For instance, to facilitate shape changes, hydrogels can be combined with nanoparticles. On the other hand, the freedom of design provided by volumetric bioprinting approaches permits the production of such actuators through the direct fabrication of movable or articulating parts. To confirm this, the researchers also printed a fluidic valve inspired by the ball‐and‐cage cardiac valve prosthesis (shown in the figure above, Di–iii)
Such a model, unlike other valve designs such as the anatomically inspired bi‐ and tri‐leaflets, cannot be directly fabricated by extrusion or DLP/DMD technologies in the absence of sacrificial supports. When connected to a fluidic system, the valve could function correctly, enabling unidirectional flow within the circuit. This feature can have potential applications in hydrogel‐based microfluidics or in hydrodynamic‐actuated soft robots. To achieve this type of complex constructs, the thermoreversible gelation of gelRESIN is particularly advantageous, however the results were so successful to suggest that, given the rapidity of the VBP process, homogenous cell suspension could be achieved even when processing alternative bioresins that lack the thermal gelation behavior of gelatin.

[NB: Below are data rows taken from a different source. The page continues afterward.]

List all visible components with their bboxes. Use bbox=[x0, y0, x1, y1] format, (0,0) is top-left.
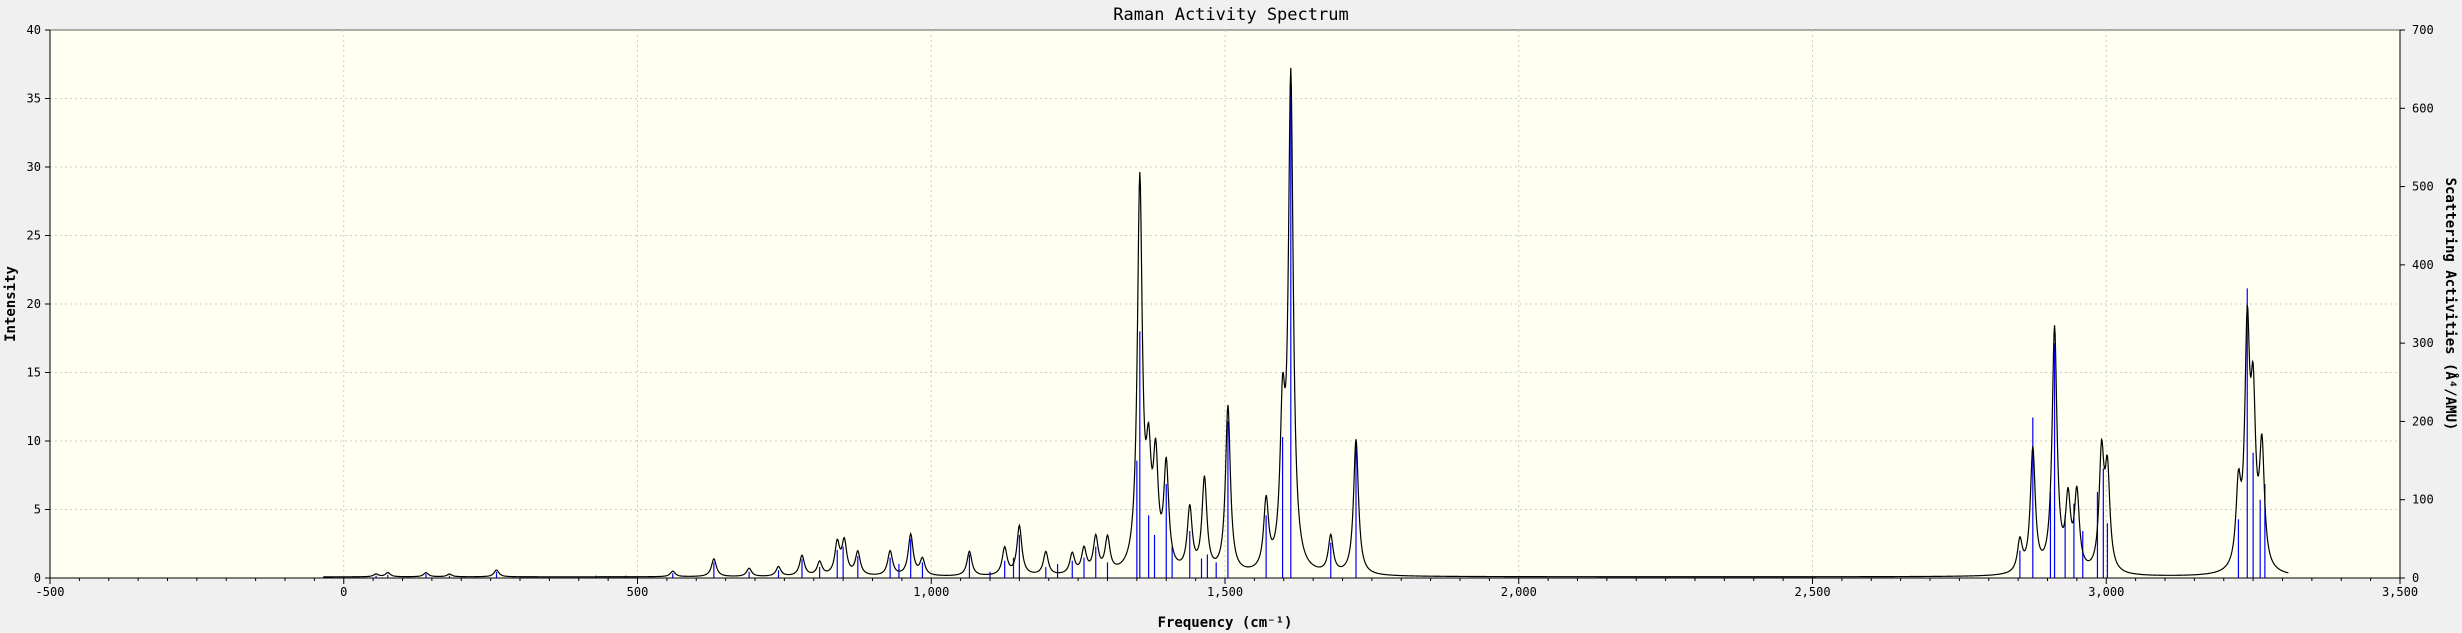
y2-tick-label: 600 bbox=[2412, 101, 2434, 115]
y2-tick-label: 100 bbox=[2412, 493, 2434, 507]
x-tick-label: -500 bbox=[36, 585, 65, 599]
y-tick-label: 35 bbox=[27, 92, 41, 106]
scattering-activity-sticks bbox=[375, 84, 2266, 578]
y2-tick-label: 400 bbox=[2412, 258, 2434, 272]
x-axis: -500 0 500 1,000 1,500 2,000 2,500 3,000 3,500 bbox=[36, 577, 2418, 599]
chart-title: Raman Activity Spectrum bbox=[1113, 5, 1348, 25]
x-axis-title: Frequency (cm⁻¹) bbox=[1158, 615, 1293, 631]
y-axis-title: Intensity bbox=[3, 266, 19, 342]
y2-tick-label: 0 bbox=[2412, 571, 2419, 585]
x-tick-label: 0 bbox=[340, 585, 347, 599]
x-tick-label: 2,000 bbox=[1501, 585, 1537, 599]
y-tick-label: 15 bbox=[27, 366, 41, 380]
y-tick-label: 40 bbox=[27, 23, 41, 37]
y-tick-label: 5 bbox=[34, 503, 41, 517]
y-tick-label: 10 bbox=[27, 434, 41, 448]
x-tick-label: 3,000 bbox=[2088, 585, 2124, 599]
y2-tick-label: 200 bbox=[2412, 414, 2434, 428]
y2-tick-label: 500 bbox=[2412, 180, 2434, 194]
y2-tick-label: 300 bbox=[2412, 336, 2434, 350]
x-tick-label: 3,500 bbox=[2382, 585, 2418, 599]
y2-tick-label: 700 bbox=[2412, 23, 2434, 37]
y-axis-left: 0 5 10 15 20 25 30 35 40 bbox=[27, 23, 51, 585]
intensity-curve bbox=[323, 67, 2289, 578]
x-tick-label: 500 bbox=[627, 585, 649, 599]
y2-axis-title: Scattering Activities (Å⁴/AMU) bbox=[2442, 178, 2459, 431]
x-tick-label: 1,500 bbox=[1207, 585, 1243, 599]
y-tick-label: 30 bbox=[27, 160, 41, 174]
y-tick-label: 25 bbox=[27, 229, 41, 243]
x-tick-label: 2,500 bbox=[1794, 585, 1830, 599]
y-axis-right: 0 100 200 300 400 500 600 700 bbox=[2399, 23, 2434, 585]
y-tick-label: 20 bbox=[27, 297, 41, 311]
x-tick-label: 1,000 bbox=[913, 585, 949, 599]
y-tick-label: 0 bbox=[34, 571, 41, 585]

Multimaterial volumetric bioprinting
The actual paper goes much more in-depth with additional samples and we invite you to read the full document here. The bottom line is that the volumetric bioprinting process is showing great promise (as we had predicted a few months ago) and with its adoption in the field of biofabrication, several future developments can be expected. There is virtually no limitation on the use of different photopolymers, and several photoresponsive natural or synthetic hydrogels could be optimized for this process (including but not limited to materials based on hyaluronan, PEG, alginate, or decellularized ECM) or even stimuli‐responsive biomaterials for remote stimulation of the construct or controlled patterning of bioactive molecules.

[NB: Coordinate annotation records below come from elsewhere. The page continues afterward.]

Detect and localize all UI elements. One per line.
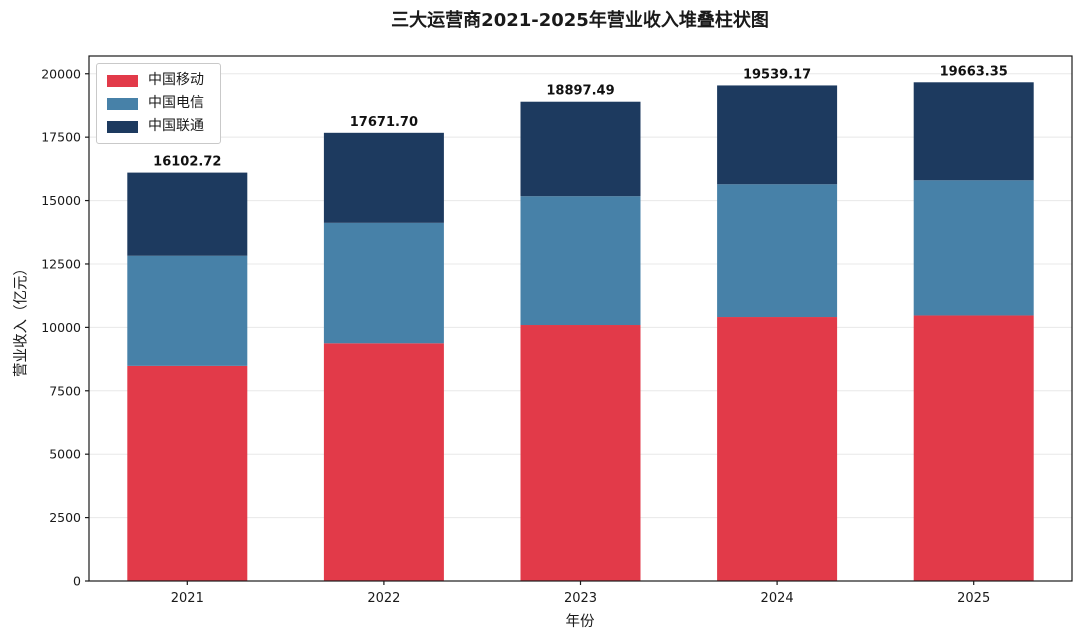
bar-total-label: 18897.49	[546, 84, 614, 99]
bar-segment-中国移动	[323, 343, 444, 581]
bar-segment-中国移动	[520, 325, 641, 581]
bar-segment-中国移动	[913, 315, 1034, 581]
bar-total-label: 16102.72	[153, 155, 221, 170]
bar-segment-中国电信	[913, 180, 1034, 316]
legend-item: 中国移动	[107, 72, 204, 89]
bar-segment-中国联通	[127, 172, 248, 256]
y-tick-label: 15000	[41, 193, 81, 208]
legend-label: 中国移动	[148, 72, 204, 88]
y-tick-label: 5000	[49, 447, 81, 462]
legend: 中国移动中国电信中国联通	[96, 63, 221, 144]
y-tick-label: 0	[73, 574, 81, 589]
y-tick-label: 12500	[41, 256, 81, 271]
bar-segment-中国电信	[323, 222, 444, 344]
y-tick-label: 7500	[49, 383, 81, 398]
bar-segment-中国移动	[127, 365, 248, 581]
bar-segment-中国电信	[717, 184, 838, 318]
x-axis-label: 年份	[565, 614, 595, 630]
legend-label: 中国电信	[148, 95, 204, 111]
legend-swatch-icon	[107, 120, 138, 133]
bar-total-label: 19663.35	[940, 64, 1008, 79]
bar-segment-中国联通	[717, 85, 838, 185]
bar-total-label: 19539.17	[743, 67, 811, 82]
x-tick-label: 2022	[367, 591, 400, 606]
bar-segment-中国电信	[520, 196, 641, 326]
legend-label: 中国联通	[148, 118, 204, 134]
x-tick-label: 2024	[761, 591, 794, 606]
legend-swatch-icon	[107, 74, 138, 87]
y-axis-label: 营业收入（亿元）	[13, 261, 30, 377]
legend-item: 中国电信	[107, 95, 204, 112]
bar-segment-中国联通	[913, 82, 1034, 181]
y-tick-label: 20000	[41, 66, 81, 81]
y-tick-label: 10000	[41, 320, 81, 335]
x-tick-label: 2023	[564, 591, 597, 606]
bar-segment-中国移动	[717, 317, 838, 581]
legend-item: 中国联通	[107, 118, 204, 135]
bar-total-label: 17671.70	[350, 115, 418, 130]
bar-segment-中国联通	[323, 132, 444, 223]
y-tick-label: 2500	[49, 510, 81, 525]
y-tick-label: 17500	[41, 130, 81, 145]
bar-segment-中国电信	[127, 255, 248, 366]
x-tick-label: 2021	[171, 591, 204, 606]
x-tick-label: 2025	[957, 591, 990, 606]
bar-segment-中国联通	[520, 101, 641, 197]
legend-swatch-icon	[107, 97, 138, 110]
chart-title: 三大运营商2021-2025年营业收入堆叠柱状图	[391, 10, 769, 31]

Next steps pertaining to the technology should introduce the potential for printing multiple materials within the same process, as this will be important to further mimic the heterogeneous composition of living tissues. For example, multimaterial volumetric printing could be used to address the zonal architecture of certain tissues (i.e., cartilage, menisci), create cell and material gradients, replicate biological interfaces, introduce vascularization in a single step, or even coprint mechanically strong polymers to reinforce the cell‐laden bioprinted hydrogels.

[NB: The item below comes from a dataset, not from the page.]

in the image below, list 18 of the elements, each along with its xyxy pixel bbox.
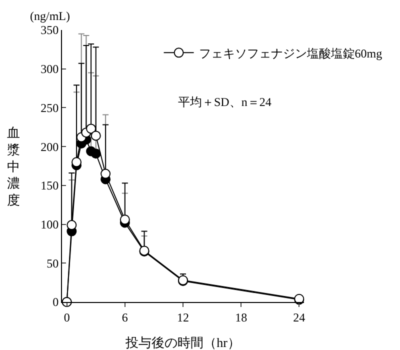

The rapid speed of volumetric bioprinting is an important benefit for the production of tissues and disease models. The generation of large constructs with arbitrary shape can aid patient‐specific regenerative medicine, in light of potential translation of clinically relevant grafts. At the same time, drug discovery and testing typically require testing of a large number of molecule combinations on identical models, which can easily be produced on a large scale with the proposed method, also reducing costs related to personnel and machine time necessary per constructs. The researchers go on to indicate that this capability can complement and even reduce animal testing in the intermediate phases of drug development, leading to lower development costs and fewer ethical issues. Complemented by these perspectives for future developments, our results and the volumetric bioprinting technology proposed herein pave the way for the next generation of large and functional biofabricated grafts, with a wide array of envisioned applications for tissue regeneration, in vitro tissue and disease models, and soft robotics.